Bible: The Old Testament

David

David is a strong but unassuming shepherd who becomes God’s choice to replace Saul as king of Israel. He is humble yet self-possessed, readily dismissing human opinion. His humility becomes clear early in his youth, when he kills the giant Goliath with a sling stone, declining the opportunity to use Saul’s royal armor. As king, his foremost quality is obedience to God. For example, when his wife expresses embarrassment at David’s dancing while he marches into Jerusalem, he rebukes her, boasting that he will embarrass himself so long as it pleases God.

David’s mercy to others displays his selflessness—a product of his strenuous commitment to ethical ideals. His sense of propriety is striking when he refrains from killing Saul while Saul has his back turned. David scorns the easy opportunity to attack because he feels it would be morally wrong to strike God’s current anointed ruler. As king, David forgives the kingdom’s traitors, and executes the traitors of his enemies. When his own rebellious son dies, David cries aloud in public, “O my son Absalom, my son, my son Absalom!” (2 Samuel 18:33). His weeping suggests the depth of a father’s blind love for his son.

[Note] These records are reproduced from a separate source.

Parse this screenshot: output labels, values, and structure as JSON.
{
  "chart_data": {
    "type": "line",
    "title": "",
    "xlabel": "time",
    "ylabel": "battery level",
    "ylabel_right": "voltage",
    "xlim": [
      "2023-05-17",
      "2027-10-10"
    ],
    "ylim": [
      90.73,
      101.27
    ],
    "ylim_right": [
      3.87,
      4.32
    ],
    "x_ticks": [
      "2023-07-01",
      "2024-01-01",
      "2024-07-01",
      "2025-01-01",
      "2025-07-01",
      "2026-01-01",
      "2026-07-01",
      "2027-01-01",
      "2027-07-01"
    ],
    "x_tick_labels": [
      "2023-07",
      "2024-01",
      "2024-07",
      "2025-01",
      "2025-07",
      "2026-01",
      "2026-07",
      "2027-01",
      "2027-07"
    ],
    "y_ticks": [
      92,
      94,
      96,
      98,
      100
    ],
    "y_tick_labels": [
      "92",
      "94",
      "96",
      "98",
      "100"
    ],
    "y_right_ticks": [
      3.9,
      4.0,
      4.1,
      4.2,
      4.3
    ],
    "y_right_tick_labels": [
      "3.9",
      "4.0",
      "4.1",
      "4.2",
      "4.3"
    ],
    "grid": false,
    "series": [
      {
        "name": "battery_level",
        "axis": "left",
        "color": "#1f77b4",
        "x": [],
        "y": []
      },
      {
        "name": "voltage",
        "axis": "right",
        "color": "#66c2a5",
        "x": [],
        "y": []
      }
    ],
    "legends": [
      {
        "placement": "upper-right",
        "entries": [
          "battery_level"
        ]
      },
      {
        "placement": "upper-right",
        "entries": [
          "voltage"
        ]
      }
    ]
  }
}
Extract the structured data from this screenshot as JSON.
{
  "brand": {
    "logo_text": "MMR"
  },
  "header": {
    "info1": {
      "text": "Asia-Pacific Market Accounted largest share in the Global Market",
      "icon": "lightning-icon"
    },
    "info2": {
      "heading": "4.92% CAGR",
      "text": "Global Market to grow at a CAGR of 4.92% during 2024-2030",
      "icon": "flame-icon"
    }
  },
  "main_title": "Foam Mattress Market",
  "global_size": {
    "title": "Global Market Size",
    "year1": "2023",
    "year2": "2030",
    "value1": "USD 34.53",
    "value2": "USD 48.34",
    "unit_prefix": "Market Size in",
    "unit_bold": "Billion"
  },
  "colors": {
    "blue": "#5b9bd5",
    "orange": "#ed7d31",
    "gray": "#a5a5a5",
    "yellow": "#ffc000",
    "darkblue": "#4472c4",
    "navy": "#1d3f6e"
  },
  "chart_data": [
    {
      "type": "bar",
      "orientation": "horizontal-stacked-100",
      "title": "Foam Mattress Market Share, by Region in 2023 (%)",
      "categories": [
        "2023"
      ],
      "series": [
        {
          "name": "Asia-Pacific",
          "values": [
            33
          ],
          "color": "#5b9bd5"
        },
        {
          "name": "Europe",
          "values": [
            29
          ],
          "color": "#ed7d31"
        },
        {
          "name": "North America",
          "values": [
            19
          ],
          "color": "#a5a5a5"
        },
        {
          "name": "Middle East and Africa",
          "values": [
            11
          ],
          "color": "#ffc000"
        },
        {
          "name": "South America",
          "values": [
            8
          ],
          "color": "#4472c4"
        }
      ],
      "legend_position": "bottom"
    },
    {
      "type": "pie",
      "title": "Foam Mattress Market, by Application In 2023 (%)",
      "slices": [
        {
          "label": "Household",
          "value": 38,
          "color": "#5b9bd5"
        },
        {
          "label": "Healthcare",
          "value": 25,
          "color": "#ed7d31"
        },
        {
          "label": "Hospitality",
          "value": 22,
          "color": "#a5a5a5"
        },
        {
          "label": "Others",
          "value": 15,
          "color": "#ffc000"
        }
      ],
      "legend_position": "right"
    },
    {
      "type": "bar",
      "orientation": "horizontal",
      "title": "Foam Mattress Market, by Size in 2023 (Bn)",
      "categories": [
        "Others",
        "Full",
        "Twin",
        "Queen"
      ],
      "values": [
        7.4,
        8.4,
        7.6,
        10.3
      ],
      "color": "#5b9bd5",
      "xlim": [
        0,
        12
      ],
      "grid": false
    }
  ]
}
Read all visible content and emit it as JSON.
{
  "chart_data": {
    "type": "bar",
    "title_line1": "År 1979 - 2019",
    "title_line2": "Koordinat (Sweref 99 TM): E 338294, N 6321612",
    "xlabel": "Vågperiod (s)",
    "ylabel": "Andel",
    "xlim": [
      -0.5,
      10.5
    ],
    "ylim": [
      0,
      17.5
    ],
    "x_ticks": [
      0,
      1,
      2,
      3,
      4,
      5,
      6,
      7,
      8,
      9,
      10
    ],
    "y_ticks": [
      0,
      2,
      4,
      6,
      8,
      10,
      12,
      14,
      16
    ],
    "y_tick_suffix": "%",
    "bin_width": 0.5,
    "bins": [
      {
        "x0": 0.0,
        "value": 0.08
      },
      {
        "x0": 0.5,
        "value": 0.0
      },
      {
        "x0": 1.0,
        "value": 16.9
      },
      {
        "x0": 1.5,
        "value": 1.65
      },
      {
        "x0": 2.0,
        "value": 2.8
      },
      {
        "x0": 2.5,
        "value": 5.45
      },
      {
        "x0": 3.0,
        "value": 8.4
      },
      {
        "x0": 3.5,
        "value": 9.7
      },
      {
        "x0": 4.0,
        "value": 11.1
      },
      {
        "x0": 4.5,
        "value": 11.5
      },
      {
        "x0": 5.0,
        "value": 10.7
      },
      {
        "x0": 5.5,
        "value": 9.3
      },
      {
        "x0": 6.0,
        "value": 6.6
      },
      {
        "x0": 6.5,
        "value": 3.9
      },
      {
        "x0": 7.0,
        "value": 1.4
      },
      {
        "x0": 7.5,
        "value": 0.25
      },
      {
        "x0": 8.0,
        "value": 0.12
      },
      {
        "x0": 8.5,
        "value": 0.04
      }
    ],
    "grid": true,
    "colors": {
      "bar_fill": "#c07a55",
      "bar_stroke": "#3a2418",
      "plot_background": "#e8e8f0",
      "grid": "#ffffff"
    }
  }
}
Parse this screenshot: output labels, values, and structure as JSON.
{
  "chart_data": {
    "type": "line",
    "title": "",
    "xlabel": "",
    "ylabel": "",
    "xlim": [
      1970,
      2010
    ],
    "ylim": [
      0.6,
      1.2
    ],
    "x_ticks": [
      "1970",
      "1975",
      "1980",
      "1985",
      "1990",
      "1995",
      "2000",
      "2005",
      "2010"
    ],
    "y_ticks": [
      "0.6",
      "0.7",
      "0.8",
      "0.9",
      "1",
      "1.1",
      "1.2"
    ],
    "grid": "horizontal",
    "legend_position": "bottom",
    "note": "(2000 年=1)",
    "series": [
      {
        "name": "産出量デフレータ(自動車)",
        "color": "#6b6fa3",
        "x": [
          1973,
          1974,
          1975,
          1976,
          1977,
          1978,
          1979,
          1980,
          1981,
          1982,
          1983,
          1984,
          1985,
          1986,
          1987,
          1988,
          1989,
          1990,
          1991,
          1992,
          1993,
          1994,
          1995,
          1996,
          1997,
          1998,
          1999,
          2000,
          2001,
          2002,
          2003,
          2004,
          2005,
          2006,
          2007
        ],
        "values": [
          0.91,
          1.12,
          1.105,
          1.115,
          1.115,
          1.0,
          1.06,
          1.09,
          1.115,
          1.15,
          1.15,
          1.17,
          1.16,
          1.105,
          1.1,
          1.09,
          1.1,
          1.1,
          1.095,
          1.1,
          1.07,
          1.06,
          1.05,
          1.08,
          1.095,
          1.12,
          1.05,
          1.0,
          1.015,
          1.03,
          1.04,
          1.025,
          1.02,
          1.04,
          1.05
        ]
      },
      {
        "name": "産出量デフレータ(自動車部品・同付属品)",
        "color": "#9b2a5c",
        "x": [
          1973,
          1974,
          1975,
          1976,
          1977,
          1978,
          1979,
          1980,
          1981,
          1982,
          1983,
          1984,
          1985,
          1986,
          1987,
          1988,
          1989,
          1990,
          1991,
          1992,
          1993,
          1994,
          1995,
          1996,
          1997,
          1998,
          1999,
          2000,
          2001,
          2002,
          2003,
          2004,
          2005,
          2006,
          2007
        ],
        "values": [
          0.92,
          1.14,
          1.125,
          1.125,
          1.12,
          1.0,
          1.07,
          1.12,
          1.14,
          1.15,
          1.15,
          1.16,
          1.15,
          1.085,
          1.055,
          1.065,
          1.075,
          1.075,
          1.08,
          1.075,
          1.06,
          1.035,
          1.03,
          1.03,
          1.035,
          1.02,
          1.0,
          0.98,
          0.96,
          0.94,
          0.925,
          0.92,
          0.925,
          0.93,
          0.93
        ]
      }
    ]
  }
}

David’s mercy may also be interpreted as a product of his political aspirations. David refuses to kill Saul because he senses that whatever standards he imposes against the current king may one day be used against himself as ruler. Moreover, seeds of revolt have already been planted in the northern tribes of Israel by David’s reign, and the kingdom’s unity may be on shaky ground. King David shows mercy to his traitors, especially Absalom, because he wishes to quell emotions and court the graces of all his subjects. By this reading, David appears to be a pragmatist—one who acts not out of his or her ideals, but on the basis of what is practical or expedient. However, the Old Testament ultimately seems to suggest that David’s religious ideals do not conflict with his pragmatism.